The spirit which Carmel prescribes for its religious is this ... to busy oneself with endless prayer and to await the counsel of the Lord ... it is this spirit that elevates the soul of the religious almost to the outer edge of divinity where it exercises the angelic offices of adoring, loving, and praising God forever, in time and eternity..

The Carmelite lives a hidden life, striving to forget all creatures, for she knows that, to quote the words of St. John of the Cross, “the soul can arrive at union with God only by stripping itself of all love for creatures”; but she knows, too, that she has another mission to carry out in this world, and she knows that that mission is the redeeming of souls by means of prayer and sacrifice. What nobler mission can a soul exercise?

The world errs in thinking that the frequent and various alterations in the affairs of men, of families, of nations, that sudden and unforeseen changes in the lives and morals of individuals are the results of artful eloquence exquisitely employed for the precise purpose of triumphing over hearts and wills; the truth is that these transformations are, oftener than not, the fruit of prayers, of tears, and of sacrifices unknown!

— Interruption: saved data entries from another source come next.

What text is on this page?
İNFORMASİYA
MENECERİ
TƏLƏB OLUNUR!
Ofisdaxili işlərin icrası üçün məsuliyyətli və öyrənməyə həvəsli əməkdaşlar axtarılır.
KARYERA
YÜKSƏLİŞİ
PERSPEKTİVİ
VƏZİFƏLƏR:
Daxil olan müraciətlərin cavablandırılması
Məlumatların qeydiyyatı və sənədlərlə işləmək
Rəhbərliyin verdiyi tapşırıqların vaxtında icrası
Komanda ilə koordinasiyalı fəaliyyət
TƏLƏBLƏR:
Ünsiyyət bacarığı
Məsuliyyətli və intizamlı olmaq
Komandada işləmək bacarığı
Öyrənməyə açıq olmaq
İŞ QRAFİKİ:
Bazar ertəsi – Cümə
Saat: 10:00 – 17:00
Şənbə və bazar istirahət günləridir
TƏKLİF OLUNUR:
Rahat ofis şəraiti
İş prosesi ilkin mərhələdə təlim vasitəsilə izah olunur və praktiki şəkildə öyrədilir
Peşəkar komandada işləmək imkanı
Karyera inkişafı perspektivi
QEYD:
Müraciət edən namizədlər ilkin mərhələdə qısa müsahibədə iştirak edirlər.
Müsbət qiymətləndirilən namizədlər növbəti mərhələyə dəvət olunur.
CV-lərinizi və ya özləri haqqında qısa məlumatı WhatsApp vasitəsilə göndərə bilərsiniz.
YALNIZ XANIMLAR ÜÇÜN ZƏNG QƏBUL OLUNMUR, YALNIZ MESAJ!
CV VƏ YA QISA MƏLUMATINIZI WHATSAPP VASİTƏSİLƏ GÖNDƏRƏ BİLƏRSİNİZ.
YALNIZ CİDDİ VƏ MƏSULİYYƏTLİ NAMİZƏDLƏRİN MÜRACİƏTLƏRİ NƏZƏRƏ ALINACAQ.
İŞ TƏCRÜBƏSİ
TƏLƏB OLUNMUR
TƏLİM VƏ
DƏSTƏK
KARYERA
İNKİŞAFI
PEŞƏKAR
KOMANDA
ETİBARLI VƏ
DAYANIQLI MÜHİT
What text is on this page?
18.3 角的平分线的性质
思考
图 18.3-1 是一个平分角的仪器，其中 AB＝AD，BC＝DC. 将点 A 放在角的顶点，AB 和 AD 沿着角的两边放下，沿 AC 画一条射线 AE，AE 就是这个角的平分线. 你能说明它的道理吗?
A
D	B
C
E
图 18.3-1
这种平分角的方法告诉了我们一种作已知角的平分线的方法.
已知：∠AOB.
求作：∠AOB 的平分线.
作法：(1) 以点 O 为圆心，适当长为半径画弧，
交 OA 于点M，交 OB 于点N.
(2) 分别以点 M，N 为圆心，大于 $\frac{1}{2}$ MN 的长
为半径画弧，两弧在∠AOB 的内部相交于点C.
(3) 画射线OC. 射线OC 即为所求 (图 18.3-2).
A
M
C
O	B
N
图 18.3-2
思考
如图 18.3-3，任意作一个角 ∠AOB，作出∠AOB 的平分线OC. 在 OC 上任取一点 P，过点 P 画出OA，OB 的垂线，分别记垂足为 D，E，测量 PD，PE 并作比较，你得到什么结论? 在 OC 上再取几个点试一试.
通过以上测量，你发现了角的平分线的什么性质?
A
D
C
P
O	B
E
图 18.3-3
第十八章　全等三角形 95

It is the Carmelite’s work, then, to love God, to contemplate, and to redeem souls by prayer and sacrifice. To this work God was calling Anna Maria. For this purpose God had enkindled within her, while she was still a child, that great desire for the hidden life, that attraction towards prayer, which were to make of this virgin, even while hampered by the casing of this mortal flesh, one of the most ardent of the seraphim.

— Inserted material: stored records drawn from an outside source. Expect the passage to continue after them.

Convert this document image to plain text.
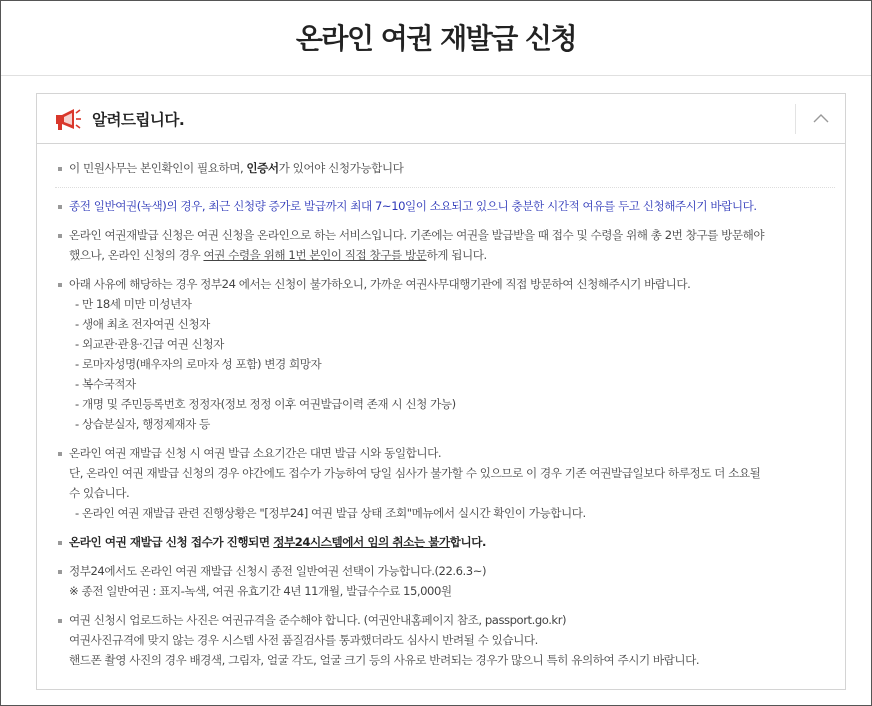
온라인 여권 재발급 신청
알려드립니다.
이 민원사무는 본인확인이 필요하며, 인증서가 있어야 신청가능합니다
종전 일반여권(녹색)의 경우, 최근 신청량 증가로 발급까지 최대 7~10일이 소요되고 있으니 충분한 시간적 여유를 두고 신청해주시기 바랍니다.
온라인 여권재발급 신청은 여권 신청을 온라인으로 하는 서비스입니다. 기존에는 여권을 발급받을 때 접수 및 수령을 위해 총 2번 창구를 방문해야
했으나, 온라인 신청의 경우 여권 수령을 위해 1번 본인이 직접 창구를 방문하게 됩니다.
아래 사유에 해당하는 경우 정부24 에서는 신청이 불가하오니, 가까운 여권사무대행기관에 직접 방문하여 신청해주시기 바랍니다.
- 만 18세 미만 미성년자
- 생애 최초 전자여권 신청자
- 외교관·관용·긴급 여권 신청자
- 로마자성명(배우자의 로마자 성 포함) 변경 희망자
- 복수국적자
- 개명 및 주민등록번호 정정자(정보 정정 이후 여권발급이력 존재 시 신청 가능)
- 상습분실자, 행정제재자 등
온라인 여권 재발급 신청 시 여권 발급 소요기간은 대면 발급 시와 동일합니다.
단, 온라인 여권 재발급 신청의 경우 야간에도 접수가 가능하여 당일 심사가 불가할 수 있으므로 이 경우 기존 여권발급일보다 하루정도 더 소요될
수 있습니다.
- 온라인 여권 재발급 관련 진행상황은 "[정부24] 여권 발급 상태 조회"메뉴에서 실시간 확인이 가능합니다.
온라인 여권 재발급 신청 접수가 진행되면 정부24시스템에서 임의 취소는 불가합니다.
정부24에서도 온라인 여권 재발급 신청시 종전 일반여권 선택이 가능합니다.(22.6.3~)
※ 종전 일반여권 : 표지-녹색, 여권 유효기간 4년 11개월, 발급수수료 15,000원
여권 신청시 업로드하는 사진은 여권규격을 준수해야 합니다. (여권안내홈페이지 참조, passport.go.kr)
여권사진규격에 맞지 않는 경우 시스템 사전 품질검사를 통과했더라도 심사시 반려될 수 있습니다.
핸드폰 촬영 사진의 경우 배경색, 그림자, 얼굴 각도, 얼굴 크기 등의 사유로 반려되는 경우가 많으니 특히 유의하여 주시기 바랍니다.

Saint Theresa’s second intimation to her had filled Anna Maria’s heart with peace and the feeling of security. She would now await the opportune moment to acquaint her parents with her great secret. Meanwhile, her thoughts were winging their longing way to that “house of angels,” as she was soon to call it, where she was to devote herself with all her energy to that life of love whose radiant, infinite horizon she was already glimpsing. The white lily was now sighing for the vales of Carmel which soon were to enclose her.


[1] This young woman became a nun in Saint Theresa’s Monastery, Florence, living a most holy life as Sister Theresa of Jesus Crucified.
[2] Canonical Process for Beatification.